Contractor doesn’t see the controversy slowing anytime soon. “It will eventually get better,” he says. “But this technology is in a stage of flux because Facebook is at the frontier.” The key is to tune the knobs with relative ease, he says. “Society is debating the trade-off between the benefits that might accrue by having access to information and the potential liability of that information being abused by someone else.”
It’s based on a dual-effects hypothesis, Contractor says. “Any technological change has to be good and bad at the same time,” he says. “The role of society is not to say it’s bad, but to encourage a debate that allows us to come to some agreement of where to draw the line the next time we revisit issues of privacy.”

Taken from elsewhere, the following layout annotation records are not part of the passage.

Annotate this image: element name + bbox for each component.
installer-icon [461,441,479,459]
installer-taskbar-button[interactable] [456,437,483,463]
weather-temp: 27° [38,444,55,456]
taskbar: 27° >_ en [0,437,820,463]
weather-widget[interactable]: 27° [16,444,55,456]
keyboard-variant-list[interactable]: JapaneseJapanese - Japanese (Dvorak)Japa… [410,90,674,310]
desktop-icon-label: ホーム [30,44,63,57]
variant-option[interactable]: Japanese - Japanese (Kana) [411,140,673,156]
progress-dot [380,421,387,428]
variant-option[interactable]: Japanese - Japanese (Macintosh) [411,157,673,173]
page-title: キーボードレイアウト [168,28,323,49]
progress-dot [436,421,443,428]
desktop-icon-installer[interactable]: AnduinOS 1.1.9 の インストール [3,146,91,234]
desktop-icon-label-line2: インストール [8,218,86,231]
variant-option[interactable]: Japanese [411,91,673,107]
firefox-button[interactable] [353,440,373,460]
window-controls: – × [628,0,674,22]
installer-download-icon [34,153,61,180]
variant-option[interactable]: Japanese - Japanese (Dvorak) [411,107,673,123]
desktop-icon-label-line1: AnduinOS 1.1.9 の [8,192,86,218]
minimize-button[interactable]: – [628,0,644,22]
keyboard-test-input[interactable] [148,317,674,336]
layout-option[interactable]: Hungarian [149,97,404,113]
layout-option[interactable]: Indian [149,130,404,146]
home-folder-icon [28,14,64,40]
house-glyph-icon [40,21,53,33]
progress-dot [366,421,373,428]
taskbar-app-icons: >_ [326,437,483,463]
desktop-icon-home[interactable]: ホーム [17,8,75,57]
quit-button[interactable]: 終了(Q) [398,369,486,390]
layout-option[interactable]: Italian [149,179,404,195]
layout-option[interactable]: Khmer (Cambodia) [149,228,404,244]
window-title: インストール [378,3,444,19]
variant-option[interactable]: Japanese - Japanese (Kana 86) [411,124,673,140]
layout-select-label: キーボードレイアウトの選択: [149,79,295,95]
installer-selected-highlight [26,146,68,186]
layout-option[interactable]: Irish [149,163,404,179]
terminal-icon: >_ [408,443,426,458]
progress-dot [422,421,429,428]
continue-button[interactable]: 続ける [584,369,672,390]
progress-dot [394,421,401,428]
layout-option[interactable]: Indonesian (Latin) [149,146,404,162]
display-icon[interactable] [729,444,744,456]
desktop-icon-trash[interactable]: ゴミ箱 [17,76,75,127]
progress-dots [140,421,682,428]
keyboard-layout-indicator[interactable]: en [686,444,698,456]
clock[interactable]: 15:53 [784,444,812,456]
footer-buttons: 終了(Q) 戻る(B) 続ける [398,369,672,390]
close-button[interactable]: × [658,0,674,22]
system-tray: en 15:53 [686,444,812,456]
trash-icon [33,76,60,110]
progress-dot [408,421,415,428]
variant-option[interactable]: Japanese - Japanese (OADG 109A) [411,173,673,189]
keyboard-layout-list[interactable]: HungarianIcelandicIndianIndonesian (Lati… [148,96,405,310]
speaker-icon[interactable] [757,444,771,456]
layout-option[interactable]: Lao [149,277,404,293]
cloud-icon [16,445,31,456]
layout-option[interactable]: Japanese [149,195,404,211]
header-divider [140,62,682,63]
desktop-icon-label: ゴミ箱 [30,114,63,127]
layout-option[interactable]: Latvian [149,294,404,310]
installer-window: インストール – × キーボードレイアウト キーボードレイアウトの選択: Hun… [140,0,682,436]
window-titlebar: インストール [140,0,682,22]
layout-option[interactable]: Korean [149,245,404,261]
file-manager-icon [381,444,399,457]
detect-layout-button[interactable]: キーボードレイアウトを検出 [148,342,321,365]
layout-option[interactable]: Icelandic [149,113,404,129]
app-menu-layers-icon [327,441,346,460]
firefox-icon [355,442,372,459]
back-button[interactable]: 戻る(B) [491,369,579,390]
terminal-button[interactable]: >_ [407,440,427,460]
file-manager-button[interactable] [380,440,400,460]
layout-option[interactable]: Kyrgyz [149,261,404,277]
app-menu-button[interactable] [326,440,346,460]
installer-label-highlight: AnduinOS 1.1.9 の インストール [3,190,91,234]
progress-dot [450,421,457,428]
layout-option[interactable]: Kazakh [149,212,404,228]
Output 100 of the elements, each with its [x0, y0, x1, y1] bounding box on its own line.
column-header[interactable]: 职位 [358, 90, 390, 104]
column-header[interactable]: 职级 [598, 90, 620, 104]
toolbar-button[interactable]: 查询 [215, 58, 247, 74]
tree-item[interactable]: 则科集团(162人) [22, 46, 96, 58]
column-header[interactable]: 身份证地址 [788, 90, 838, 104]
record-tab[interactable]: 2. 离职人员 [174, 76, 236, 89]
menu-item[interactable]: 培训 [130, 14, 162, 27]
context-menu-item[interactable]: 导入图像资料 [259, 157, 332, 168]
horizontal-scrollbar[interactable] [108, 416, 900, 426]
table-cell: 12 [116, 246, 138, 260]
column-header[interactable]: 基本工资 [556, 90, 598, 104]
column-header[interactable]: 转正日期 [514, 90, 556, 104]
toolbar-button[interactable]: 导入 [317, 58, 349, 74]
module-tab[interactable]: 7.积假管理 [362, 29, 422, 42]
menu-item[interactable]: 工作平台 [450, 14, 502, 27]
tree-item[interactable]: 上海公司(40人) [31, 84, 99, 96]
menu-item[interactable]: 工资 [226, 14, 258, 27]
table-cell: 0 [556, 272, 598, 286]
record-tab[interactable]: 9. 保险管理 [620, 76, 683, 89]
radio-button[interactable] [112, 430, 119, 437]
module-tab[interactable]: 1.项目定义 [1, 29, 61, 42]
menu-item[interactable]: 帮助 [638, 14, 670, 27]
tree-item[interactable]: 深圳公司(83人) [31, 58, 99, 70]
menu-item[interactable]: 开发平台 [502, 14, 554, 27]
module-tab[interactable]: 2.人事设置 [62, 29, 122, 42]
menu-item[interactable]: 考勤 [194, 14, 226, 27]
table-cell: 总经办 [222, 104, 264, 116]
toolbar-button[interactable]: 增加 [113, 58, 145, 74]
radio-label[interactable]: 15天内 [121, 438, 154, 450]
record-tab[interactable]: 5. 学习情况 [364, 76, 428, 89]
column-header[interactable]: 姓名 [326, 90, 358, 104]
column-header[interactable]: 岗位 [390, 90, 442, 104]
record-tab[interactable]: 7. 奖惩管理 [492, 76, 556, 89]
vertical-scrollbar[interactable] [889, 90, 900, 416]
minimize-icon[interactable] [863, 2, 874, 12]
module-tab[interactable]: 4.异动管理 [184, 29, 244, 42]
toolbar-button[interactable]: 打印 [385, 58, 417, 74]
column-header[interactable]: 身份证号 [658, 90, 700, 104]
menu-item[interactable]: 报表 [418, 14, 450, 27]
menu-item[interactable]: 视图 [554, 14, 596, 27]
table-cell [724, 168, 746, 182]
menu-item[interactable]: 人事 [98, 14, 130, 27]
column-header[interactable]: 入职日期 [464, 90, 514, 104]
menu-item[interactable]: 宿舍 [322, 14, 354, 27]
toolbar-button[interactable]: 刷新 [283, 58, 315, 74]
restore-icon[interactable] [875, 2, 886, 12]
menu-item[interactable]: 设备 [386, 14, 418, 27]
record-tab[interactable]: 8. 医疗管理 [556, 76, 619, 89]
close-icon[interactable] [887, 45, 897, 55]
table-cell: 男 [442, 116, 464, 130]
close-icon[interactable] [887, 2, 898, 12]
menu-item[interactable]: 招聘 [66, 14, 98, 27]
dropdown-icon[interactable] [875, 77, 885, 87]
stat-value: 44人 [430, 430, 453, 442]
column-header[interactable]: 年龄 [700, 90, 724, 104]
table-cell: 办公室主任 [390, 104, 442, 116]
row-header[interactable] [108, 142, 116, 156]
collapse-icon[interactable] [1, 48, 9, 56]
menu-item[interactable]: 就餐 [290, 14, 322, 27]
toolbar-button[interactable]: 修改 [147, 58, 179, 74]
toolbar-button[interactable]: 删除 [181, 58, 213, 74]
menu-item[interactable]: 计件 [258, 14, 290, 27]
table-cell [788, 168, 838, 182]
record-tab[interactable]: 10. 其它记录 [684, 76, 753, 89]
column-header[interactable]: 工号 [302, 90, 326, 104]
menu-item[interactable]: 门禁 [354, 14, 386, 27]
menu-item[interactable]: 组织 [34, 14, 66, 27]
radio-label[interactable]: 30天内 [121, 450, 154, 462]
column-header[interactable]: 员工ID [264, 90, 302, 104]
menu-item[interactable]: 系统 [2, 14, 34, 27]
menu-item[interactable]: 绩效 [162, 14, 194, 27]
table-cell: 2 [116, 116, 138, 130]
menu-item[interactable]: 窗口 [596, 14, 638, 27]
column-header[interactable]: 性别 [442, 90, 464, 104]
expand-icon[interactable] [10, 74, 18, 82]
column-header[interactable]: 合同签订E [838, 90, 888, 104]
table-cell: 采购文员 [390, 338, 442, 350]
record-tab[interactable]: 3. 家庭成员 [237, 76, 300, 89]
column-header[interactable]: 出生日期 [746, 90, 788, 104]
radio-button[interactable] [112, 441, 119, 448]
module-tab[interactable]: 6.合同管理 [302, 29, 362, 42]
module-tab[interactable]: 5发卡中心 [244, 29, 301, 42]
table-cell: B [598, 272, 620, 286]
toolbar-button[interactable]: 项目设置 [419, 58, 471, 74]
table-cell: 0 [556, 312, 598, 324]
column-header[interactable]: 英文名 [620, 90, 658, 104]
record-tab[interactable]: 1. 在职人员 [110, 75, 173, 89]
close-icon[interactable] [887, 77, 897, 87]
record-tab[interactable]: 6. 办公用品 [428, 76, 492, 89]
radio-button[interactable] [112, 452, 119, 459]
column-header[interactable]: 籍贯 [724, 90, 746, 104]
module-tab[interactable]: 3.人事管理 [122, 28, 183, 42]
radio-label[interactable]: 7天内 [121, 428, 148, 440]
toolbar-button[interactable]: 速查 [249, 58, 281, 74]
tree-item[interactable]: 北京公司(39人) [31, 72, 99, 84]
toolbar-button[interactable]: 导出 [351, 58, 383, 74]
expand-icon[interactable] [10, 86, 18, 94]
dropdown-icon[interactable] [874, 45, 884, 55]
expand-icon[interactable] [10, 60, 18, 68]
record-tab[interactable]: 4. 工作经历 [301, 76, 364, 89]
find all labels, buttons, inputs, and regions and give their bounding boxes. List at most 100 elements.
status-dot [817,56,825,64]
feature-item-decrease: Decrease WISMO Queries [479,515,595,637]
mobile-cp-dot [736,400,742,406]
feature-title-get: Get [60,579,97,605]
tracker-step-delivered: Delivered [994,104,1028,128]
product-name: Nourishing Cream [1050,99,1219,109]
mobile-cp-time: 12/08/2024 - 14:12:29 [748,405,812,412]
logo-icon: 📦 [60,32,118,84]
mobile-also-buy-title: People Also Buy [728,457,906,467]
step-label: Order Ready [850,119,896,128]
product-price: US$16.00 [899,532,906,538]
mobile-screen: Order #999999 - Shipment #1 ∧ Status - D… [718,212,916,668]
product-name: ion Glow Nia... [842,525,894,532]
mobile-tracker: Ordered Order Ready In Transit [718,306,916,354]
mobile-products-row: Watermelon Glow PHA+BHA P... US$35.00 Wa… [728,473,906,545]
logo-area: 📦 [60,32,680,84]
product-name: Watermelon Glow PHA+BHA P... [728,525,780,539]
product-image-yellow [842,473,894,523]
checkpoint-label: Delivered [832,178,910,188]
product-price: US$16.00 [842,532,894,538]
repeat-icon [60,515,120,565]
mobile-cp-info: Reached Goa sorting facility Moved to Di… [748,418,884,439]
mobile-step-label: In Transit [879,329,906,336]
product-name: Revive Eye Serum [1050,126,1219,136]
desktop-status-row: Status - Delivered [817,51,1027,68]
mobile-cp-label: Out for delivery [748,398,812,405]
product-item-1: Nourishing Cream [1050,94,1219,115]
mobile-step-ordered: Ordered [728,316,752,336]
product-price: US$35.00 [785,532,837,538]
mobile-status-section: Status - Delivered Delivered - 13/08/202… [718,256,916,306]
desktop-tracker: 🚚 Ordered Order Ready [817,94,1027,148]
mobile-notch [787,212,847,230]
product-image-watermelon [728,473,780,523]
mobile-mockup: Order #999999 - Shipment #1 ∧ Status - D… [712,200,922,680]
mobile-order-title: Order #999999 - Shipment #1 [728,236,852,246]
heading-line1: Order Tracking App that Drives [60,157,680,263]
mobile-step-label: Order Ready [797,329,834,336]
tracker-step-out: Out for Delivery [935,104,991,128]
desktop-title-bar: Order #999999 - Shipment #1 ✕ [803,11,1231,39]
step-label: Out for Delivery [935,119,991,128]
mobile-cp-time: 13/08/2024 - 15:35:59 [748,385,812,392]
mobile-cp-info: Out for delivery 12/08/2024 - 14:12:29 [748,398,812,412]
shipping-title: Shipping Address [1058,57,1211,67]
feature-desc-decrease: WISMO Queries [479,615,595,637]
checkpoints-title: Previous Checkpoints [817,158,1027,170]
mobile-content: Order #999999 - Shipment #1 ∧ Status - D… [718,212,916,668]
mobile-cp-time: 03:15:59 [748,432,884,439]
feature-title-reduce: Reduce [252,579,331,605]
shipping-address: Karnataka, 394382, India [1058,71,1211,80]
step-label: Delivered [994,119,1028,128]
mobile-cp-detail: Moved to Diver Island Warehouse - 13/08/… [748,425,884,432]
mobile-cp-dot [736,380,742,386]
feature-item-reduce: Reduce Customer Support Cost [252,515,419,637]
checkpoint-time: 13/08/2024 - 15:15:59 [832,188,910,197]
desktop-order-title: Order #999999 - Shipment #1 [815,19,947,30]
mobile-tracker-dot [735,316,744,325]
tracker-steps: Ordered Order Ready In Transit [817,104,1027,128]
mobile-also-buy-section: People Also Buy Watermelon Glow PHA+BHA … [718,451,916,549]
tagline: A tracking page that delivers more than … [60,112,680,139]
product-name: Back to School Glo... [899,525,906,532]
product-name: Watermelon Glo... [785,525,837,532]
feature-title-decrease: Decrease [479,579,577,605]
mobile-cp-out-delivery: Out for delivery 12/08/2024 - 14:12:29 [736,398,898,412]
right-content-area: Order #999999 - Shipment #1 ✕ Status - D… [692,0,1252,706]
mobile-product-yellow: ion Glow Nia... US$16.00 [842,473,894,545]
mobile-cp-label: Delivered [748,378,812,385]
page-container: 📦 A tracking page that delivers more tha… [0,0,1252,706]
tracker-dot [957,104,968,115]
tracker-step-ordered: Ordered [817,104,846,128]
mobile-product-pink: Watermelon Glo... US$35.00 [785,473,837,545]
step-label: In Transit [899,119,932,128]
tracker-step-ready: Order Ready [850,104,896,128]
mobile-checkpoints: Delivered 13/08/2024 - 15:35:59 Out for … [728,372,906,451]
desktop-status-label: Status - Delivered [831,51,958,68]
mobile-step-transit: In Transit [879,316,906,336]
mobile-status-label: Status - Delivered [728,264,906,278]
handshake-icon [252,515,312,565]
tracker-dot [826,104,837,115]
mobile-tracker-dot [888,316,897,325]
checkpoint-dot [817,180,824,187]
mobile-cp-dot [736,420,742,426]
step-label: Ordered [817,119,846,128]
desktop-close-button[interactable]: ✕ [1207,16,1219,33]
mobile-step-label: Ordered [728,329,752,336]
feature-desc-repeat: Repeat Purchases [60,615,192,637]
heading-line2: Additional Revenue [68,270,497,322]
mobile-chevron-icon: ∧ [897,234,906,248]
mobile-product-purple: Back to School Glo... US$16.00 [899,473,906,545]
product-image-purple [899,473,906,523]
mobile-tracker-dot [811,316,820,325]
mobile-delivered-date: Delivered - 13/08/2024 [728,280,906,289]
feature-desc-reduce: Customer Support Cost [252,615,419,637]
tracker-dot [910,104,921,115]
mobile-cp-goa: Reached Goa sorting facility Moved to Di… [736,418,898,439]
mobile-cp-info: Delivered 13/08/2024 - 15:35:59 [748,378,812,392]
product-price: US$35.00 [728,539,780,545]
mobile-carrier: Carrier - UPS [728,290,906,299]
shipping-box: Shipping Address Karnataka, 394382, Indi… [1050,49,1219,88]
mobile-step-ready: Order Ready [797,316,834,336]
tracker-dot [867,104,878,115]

While the privacy debate rages on, there are those like Baskies who believe completely opting out is the only answer. But it’s important to note the difference between deactivation and deletion. Deactivating means you can still be tagged in photos and be spammed by Facebook (make sure you opt-out of receiving e-mails as part of the deactivation). And as soon as you log back on, your old page will resume as if you never left. To actually delete the account, you have to find a link buried in the on-line help. Contractor isn’t even sure that’s safe. “No one can really commit Facebook suicide because the site still owns all the information,” he says.
But when it came down to it, it wasn’t only privacy policy that motivated Baskies decision. Sooner or later we have to grow up, she says.